Conflict With Nietzsche and Wagner
Before he even gained a professorial title, Wilamowitz was a main protagonist in a scholarly dispute about Nietzsche's Birth of Tragedy that attracted much attention. In 1872-73, he published two unusually aggressive polemics (German: "Zukunftsphilologie", i.e. "Philology of the future"), which strongly attacked Nietzsche (then Professor at the University of Basel) and Professor Erwin Rohde (University of Kiel). Richard Wagner, whose views on art had influenced Nietzsche and Rohde, reacted by publishing an open letter and Rohde wrote a damning response. The issue at stake was the deprecation of Euripides, on whom Nietzsche blamed the destruction of Greek tragedy. Wilamowitz saw the methods of his adversaries as an attack on the basic tenets of scientific thought, unmasking them as enemies of the scientific method. His polemic was considered as Classical philology's reply to Nietzsche's challenge.
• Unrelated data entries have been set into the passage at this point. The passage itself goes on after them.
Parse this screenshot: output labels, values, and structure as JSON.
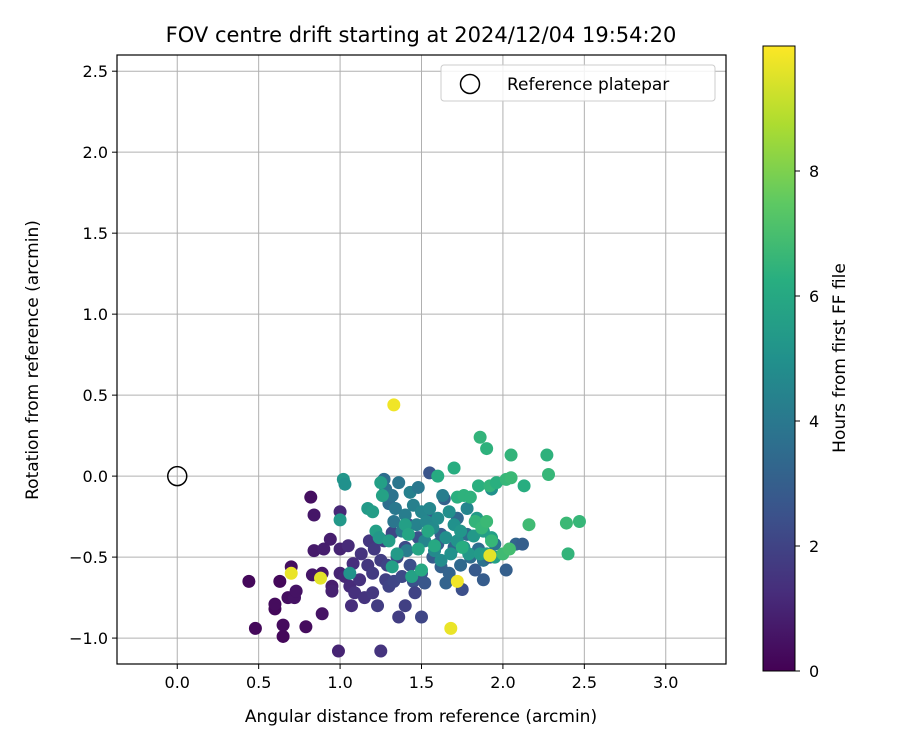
{
  "chart_data": {
    "type": "scatter",
    "title": "FOV centre drift starting at 2024/12/04 19:54:20",
    "xlabel": "Angular distance from reference (arcmin)",
    "ylabel": "Rotation from reference (arcmin)",
    "xlim": [
      -0.37,
      3.37
    ],
    "ylim": [
      -1.16,
      2.6
    ],
    "xticks": [
      "0.0",
      "0.5",
      "1.0",
      "1.5",
      "2.0",
      "2.5",
      "3.0"
    ],
    "yticks": [
      "−1.0",
      "−0.5",
      "0.0",
      "0.5",
      "1.0",
      "1.5",
      "2.0",
      "2.5"
    ],
    "grid": true,
    "legend": {
      "position": "top-right",
      "entries": [
        "Reference platepar"
      ]
    },
    "reference_point": {
      "x": 0.0,
      "y": 0.0,
      "marker": "open-circle"
    },
    "colorbar": {
      "label": "Hours from first FF file",
      "min": 0,
      "max": 10,
      "ticks": [
        "0",
        "2",
        "4",
        "6",
        "8"
      ],
      "colormap": "viridis"
    },
    "points": [
      {
        "x": 0.44,
        "y": -0.65,
        "h": 0.2
      },
      {
        "x": 0.48,
        "y": -0.94,
        "h": 0.2
      },
      {
        "x": 0.6,
        "y": -0.82,
        "h": 0.2
      },
      {
        "x": 0.6,
        "y": -0.79,
        "h": 0.3
      },
      {
        "x": 0.63,
        "y": -0.65,
        "h": 0.2
      },
      {
        "x": 0.65,
        "y": -0.92,
        "h": 0.3
      },
      {
        "x": 0.65,
        "y": -0.99,
        "h": 0.2
      },
      {
        "x": 0.68,
        "y": -0.75,
        "h": 0.4
      },
      {
        "x": 0.7,
        "y": -0.56,
        "h": 0.4
      },
      {
        "x": 0.72,
        "y": -0.75,
        "h": 0.5
      },
      {
        "x": 0.73,
        "y": -0.71,
        "h": 0.5
      },
      {
        "x": 0.79,
        "y": -0.93,
        "h": 0.3
      },
      {
        "x": 0.82,
        "y": -0.13,
        "h": 0.4
      },
      {
        "x": 0.83,
        "y": -0.61,
        "h": 0.6
      },
      {
        "x": 0.84,
        "y": -0.46,
        "h": 0.7
      },
      {
        "x": 0.84,
        "y": -0.24,
        "h": 0.6
      },
      {
        "x": 0.89,
        "y": -0.85,
        "h": 0.5
      },
      {
        "x": 0.89,
        "y": -0.6,
        "h": 0.6
      },
      {
        "x": 0.9,
        "y": -0.45,
        "h": 0.8
      },
      {
        "x": 0.94,
        "y": -0.39,
        "h": 0.8
      },
      {
        "x": 0.95,
        "y": -0.68,
        "h": 0.8
      },
      {
        "x": 0.95,
        "y": -0.71,
        "h": 0.9
      },
      {
        "x": 0.99,
        "y": -1.08,
        "h": 1.0
      },
      {
        "x": 1.0,
        "y": -0.45,
        "h": 1.0
      },
      {
        "x": 1.0,
        "y": -0.6,
        "h": 1.0
      },
      {
        "x": 1.0,
        "y": -0.22,
        "h": 1.1
      },
      {
        "x": 1.03,
        "y": -0.62,
        "h": 1.1
      },
      {
        "x": 1.05,
        "y": -0.43,
        "h": 1.2
      },
      {
        "x": 1.06,
        "y": -0.68,
        "h": 1.2
      },
      {
        "x": 1.07,
        "y": -0.8,
        "h": 1.3
      },
      {
        "x": 1.08,
        "y": -0.54,
        "h": 1.3
      },
      {
        "x": 1.09,
        "y": -0.72,
        "h": 1.4
      },
      {
        "x": 1.12,
        "y": -0.64,
        "h": 1.4
      },
      {
        "x": 1.13,
        "y": -0.48,
        "h": 1.5
      },
      {
        "x": 1.15,
        "y": -0.75,
        "h": 1.5
      },
      {
        "x": 1.17,
        "y": -0.55,
        "h": 1.6
      },
      {
        "x": 1.18,
        "y": -0.4,
        "h": 1.6
      },
      {
        "x": 1.2,
        "y": -0.72,
        "h": 1.6
      },
      {
        "x": 1.2,
        "y": -0.6,
        "h": 1.7
      },
      {
        "x": 1.21,
        "y": -0.45,
        "h": 1.7
      },
      {
        "x": 1.23,
        "y": -0.8,
        "h": 1.8
      },
      {
        "x": 1.25,
        "y": -1.08,
        "h": 1.5
      },
      {
        "x": 1.25,
        "y": -0.52,
        "h": 1.8
      },
      {
        "x": 1.27,
        "y": -0.4,
        "h": 1.9
      },
      {
        "x": 1.28,
        "y": -0.64,
        "h": 1.9
      },
      {
        "x": 1.29,
        "y": -0.55,
        "h": 2.0
      },
      {
        "x": 1.3,
        "y": -0.68,
        "h": 2.0
      },
      {
        "x": 1.32,
        "y": -0.35,
        "h": 2.1
      },
      {
        "x": 1.33,
        "y": -0.65,
        "h": 2.1
      },
      {
        "x": 1.35,
        "y": -0.5,
        "h": 2.2
      },
      {
        "x": 1.36,
        "y": -0.87,
        "h": 1.8
      },
      {
        "x": 1.38,
        "y": -0.62,
        "h": 2.2
      },
      {
        "x": 1.4,
        "y": -0.8,
        "h": 1.9
      },
      {
        "x": 1.4,
        "y": -0.44,
        "h": 2.3
      },
      {
        "x": 1.42,
        "y": -0.3,
        "h": 2.4
      },
      {
        "x": 1.43,
        "y": -0.55,
        "h": 2.4
      },
      {
        "x": 1.45,
        "y": -0.65,
        "h": 2.5
      },
      {
        "x": 1.46,
        "y": -0.72,
        "h": 2.0
      },
      {
        "x": 1.48,
        "y": -0.38,
        "h": 2.5
      },
      {
        "x": 1.5,
        "y": -0.87,
        "h": 2.1
      },
      {
        "x": 1.5,
        "y": -0.6,
        "h": 2.6
      },
      {
        "x": 1.52,
        "y": -0.66,
        "h": 2.7
      },
      {
        "x": 1.55,
        "y": -0.26,
        "h": 2.8
      },
      {
        "x": 1.55,
        "y": 0.02,
        "h": 2.6
      },
      {
        "x": 1.57,
        "y": -0.5,
        "h": 2.9
      },
      {
        "x": 1.6,
        "y": -0.42,
        "h": 3.0
      },
      {
        "x": 1.62,
        "y": -0.36,
        "h": 3.0
      },
      {
        "x": 1.62,
        "y": -0.56,
        "h": 3.1
      },
      {
        "x": 1.64,
        "y": -0.14,
        "h": 3.1
      },
      {
        "x": 1.65,
        "y": -0.66,
        "h": 3.2
      },
      {
        "x": 1.67,
        "y": -0.6,
        "h": 3.2
      },
      {
        "x": 1.7,
        "y": -0.44,
        "h": 3.3
      },
      {
        "x": 1.72,
        "y": -0.26,
        "h": 3.4
      },
      {
        "x": 1.74,
        "y": -0.55,
        "h": 3.4
      },
      {
        "x": 1.75,
        "y": -0.7,
        "h": 2.4
      },
      {
        "x": 1.78,
        "y": -0.36,
        "h": 3.5
      },
      {
        "x": 1.8,
        "y": -0.5,
        "h": 3.5
      },
      {
        "x": 1.83,
        "y": -0.58,
        "h": 2.8
      },
      {
        "x": 1.85,
        "y": -0.45,
        "h": 3.6
      },
      {
        "x": 1.88,
        "y": -0.64,
        "h": 2.9
      },
      {
        "x": 1.88,
        "y": -0.52,
        "h": 3.7
      },
      {
        "x": 1.92,
        "y": -0.5,
        "h": 2.8
      },
      {
        "x": 1.95,
        "y": -0.42,
        "h": 3.8
      },
      {
        "x": 2.02,
        "y": -0.58,
        "h": 3.0
      },
      {
        "x": 2.08,
        "y": -0.42,
        "h": 3.2
      },
      {
        "x": 2.12,
        "y": -0.42,
        "h": 3.0
      },
      {
        "x": 1.27,
        "y": -0.02,
        "h": 3.6
      },
      {
        "x": 1.28,
        "y": -0.08,
        "h": 3.7
      },
      {
        "x": 1.3,
        "y": -0.17,
        "h": 3.6
      },
      {
        "x": 1.32,
        "y": -0.12,
        "h": 3.8
      },
      {
        "x": 1.33,
        "y": -0.28,
        "h": 3.9
      },
      {
        "x": 1.34,
        "y": -0.2,
        "h": 4.0
      },
      {
        "x": 1.36,
        "y": -0.04,
        "h": 3.9
      },
      {
        "x": 1.38,
        "y": -0.34,
        "h": 4.1
      },
      {
        "x": 1.4,
        "y": -0.24,
        "h": 4.2
      },
      {
        "x": 1.41,
        "y": -0.46,
        "h": 4.2
      },
      {
        "x": 1.43,
        "y": -0.1,
        "h": 4.3
      },
      {
        "x": 1.45,
        "y": -0.18,
        "h": 4.3
      },
      {
        "x": 1.47,
        "y": -0.3,
        "h": 4.4
      },
      {
        "x": 1.48,
        "y": -0.07,
        "h": 4.0
      },
      {
        "x": 1.5,
        "y": -0.22,
        "h": 4.5
      },
      {
        "x": 1.52,
        "y": -0.4,
        "h": 4.5
      },
      {
        "x": 1.53,
        "y": -0.28,
        "h": 4.6
      },
      {
        "x": 1.55,
        "y": -0.2,
        "h": 4.6
      },
      {
        "x": 1.57,
        "y": -0.32,
        "h": 4.7
      },
      {
        "x": 1.58,
        "y": -0.46,
        "h": 4.7
      },
      {
        "x": 1.6,
        "y": -0.26,
        "h": 4.8
      },
      {
        "x": 1.62,
        "y": -0.52,
        "h": 4.8
      },
      {
        "x": 1.63,
        "y": -0.12,
        "h": 4.2
      },
      {
        "x": 1.65,
        "y": -0.38,
        "h": 4.9
      },
      {
        "x": 1.67,
        "y": -0.22,
        "h": 4.9
      },
      {
        "x": 1.68,
        "y": -0.48,
        "h": 5.0
      },
      {
        "x": 1.7,
        "y": -0.3,
        "h": 5.0
      },
      {
        "x": 1.72,
        "y": -0.4,
        "h": 5.1
      },
      {
        "x": 1.74,
        "y": -0.34,
        "h": 5.2
      },
      {
        "x": 1.76,
        "y": -0.44,
        "h": 5.2
      },
      {
        "x": 1.78,
        "y": -0.2,
        "h": 4.5
      },
      {
        "x": 1.79,
        "y": -0.48,
        "h": 5.3
      },
      {
        "x": 1.82,
        "y": -0.37,
        "h": 5.3
      },
      {
        "x": 1.84,
        "y": -0.26,
        "h": 5.4
      },
      {
        "x": 1.86,
        "y": -0.48,
        "h": 5.4
      },
      {
        "x": 1.88,
        "y": -0.34,
        "h": 5.5
      },
      {
        "x": 1.9,
        "y": -0.48,
        "h": 5.5
      },
      {
        "x": 1.93,
        "y": -0.38,
        "h": 5.6
      },
      {
        "x": 1.95,
        "y": -0.5,
        "h": 5.6
      },
      {
        "x": 1.93,
        "y": -0.08,
        "h": 5.0
      },
      {
        "x": 1.02,
        "y": -0.02,
        "h": 5.2
      },
      {
        "x": 1.03,
        "y": -0.05,
        "h": 5.0
      },
      {
        "x": 1.0,
        "y": -0.27,
        "h": 5.3
      },
      {
        "x": 1.06,
        "y": -0.6,
        "h": 5.1
      },
      {
        "x": 1.17,
        "y": -0.2,
        "h": 5.4
      },
      {
        "x": 1.2,
        "y": -0.22,
        "h": 5.5
      },
      {
        "x": 1.22,
        "y": -0.34,
        "h": 5.6
      },
      {
        "x": 1.24,
        "y": -0.38,
        "h": 5.3
      },
      {
        "x": 1.25,
        "y": -0.04,
        "h": 5.6
      },
      {
        "x": 1.26,
        "y": -0.12,
        "h": 5.7
      },
      {
        "x": 1.3,
        "y": -0.4,
        "h": 5.5
      },
      {
        "x": 1.32,
        "y": -0.56,
        "h": 5.6
      },
      {
        "x": 1.35,
        "y": -0.48,
        "h": 5.4
      },
      {
        "x": 1.4,
        "y": -0.3,
        "h": 5.6
      },
      {
        "x": 1.42,
        "y": -0.36,
        "h": 5.8
      },
      {
        "x": 1.44,
        "y": -0.62,
        "h": 5.7
      },
      {
        "x": 1.48,
        "y": -0.45,
        "h": 5.8
      },
      {
        "x": 1.5,
        "y": -0.58,
        "h": 6.0
      },
      {
        "x": 1.54,
        "y": -0.34,
        "h": 5.9
      },
      {
        "x": 1.58,
        "y": -0.43,
        "h": 6.0
      },
      {
        "x": 1.6,
        "y": 0.0,
        "h": 6.1
      },
      {
        "x": 1.7,
        "y": 0.05,
        "h": 6.2
      },
      {
        "x": 1.72,
        "y": -0.13,
        "h": 6.3
      },
      {
        "x": 1.75,
        "y": -0.44,
        "h": 6.2
      },
      {
        "x": 1.76,
        "y": -0.12,
        "h": 6.4
      },
      {
        "x": 1.8,
        "y": -0.13,
        "h": 6.4
      },
      {
        "x": 1.83,
        "y": -0.28,
        "h": 6.5
      },
      {
        "x": 1.85,
        "y": -0.06,
        "h": 6.3
      },
      {
        "x": 1.87,
        "y": -0.32,
        "h": 6.6
      },
      {
        "x": 1.86,
        "y": 0.24,
        "h": 6.5
      },
      {
        "x": 1.9,
        "y": 0.17,
        "h": 6.4
      },
      {
        "x": 1.9,
        "y": -0.28,
        "h": 6.7
      },
      {
        "x": 1.92,
        "y": -0.06,
        "h": 6.5
      },
      {
        "x": 1.93,
        "y": -0.4,
        "h": 6.6
      },
      {
        "x": 1.96,
        "y": -0.04,
        "h": 6.3
      },
      {
        "x": 2.0,
        "y": -0.48,
        "h": 6.8
      },
      {
        "x": 2.02,
        "y": -0.02,
        "h": 6.6
      },
      {
        "x": 2.04,
        "y": -0.45,
        "h": 6.9
      },
      {
        "x": 2.05,
        "y": 0.13,
        "h": 6.5
      },
      {
        "x": 2.05,
        "y": -0.01,
        "h": 6.7
      },
      {
        "x": 2.13,
        "y": -0.06,
        "h": 6.2
      },
      {
        "x": 2.16,
        "y": -0.3,
        "h": 6.8
      },
      {
        "x": 2.27,
        "y": 0.13,
        "h": 6.4
      },
      {
        "x": 2.28,
        "y": 0.01,
        "h": 6.6
      },
      {
        "x": 2.39,
        "y": -0.29,
        "h": 6.7
      },
      {
        "x": 2.4,
        "y": -0.48,
        "h": 6.5
      },
      {
        "x": 2.47,
        "y": -0.28,
        "h": 6.6
      },
      {
        "x": 1.33,
        "y": 0.44,
        "h": 9.8
      },
      {
        "x": 0.7,
        "y": -0.6,
        "h": 9.7
      },
      {
        "x": 0.88,
        "y": -0.63,
        "h": 9.6
      },
      {
        "x": 1.68,
        "y": -0.94,
        "h": 9.7
      },
      {
        "x": 1.72,
        "y": -0.65,
        "h": 9.8
      },
      {
        "x": 1.92,
        "y": -0.49,
        "h": 9.6
      }
    ]
  }
}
At the age of 80 when Wilamowitz wrote his memoirs, he saw the conflict with Nietzsche less passionately, but did not retract the essential points of his critique. He stated that he had not fully realised at the time that Nietzsche was not interested in scientific understanding but rather in Wagner's musical drama, but also that he was nevertheless right to take position against Nietzsche's "rape of historical facts and all historical method."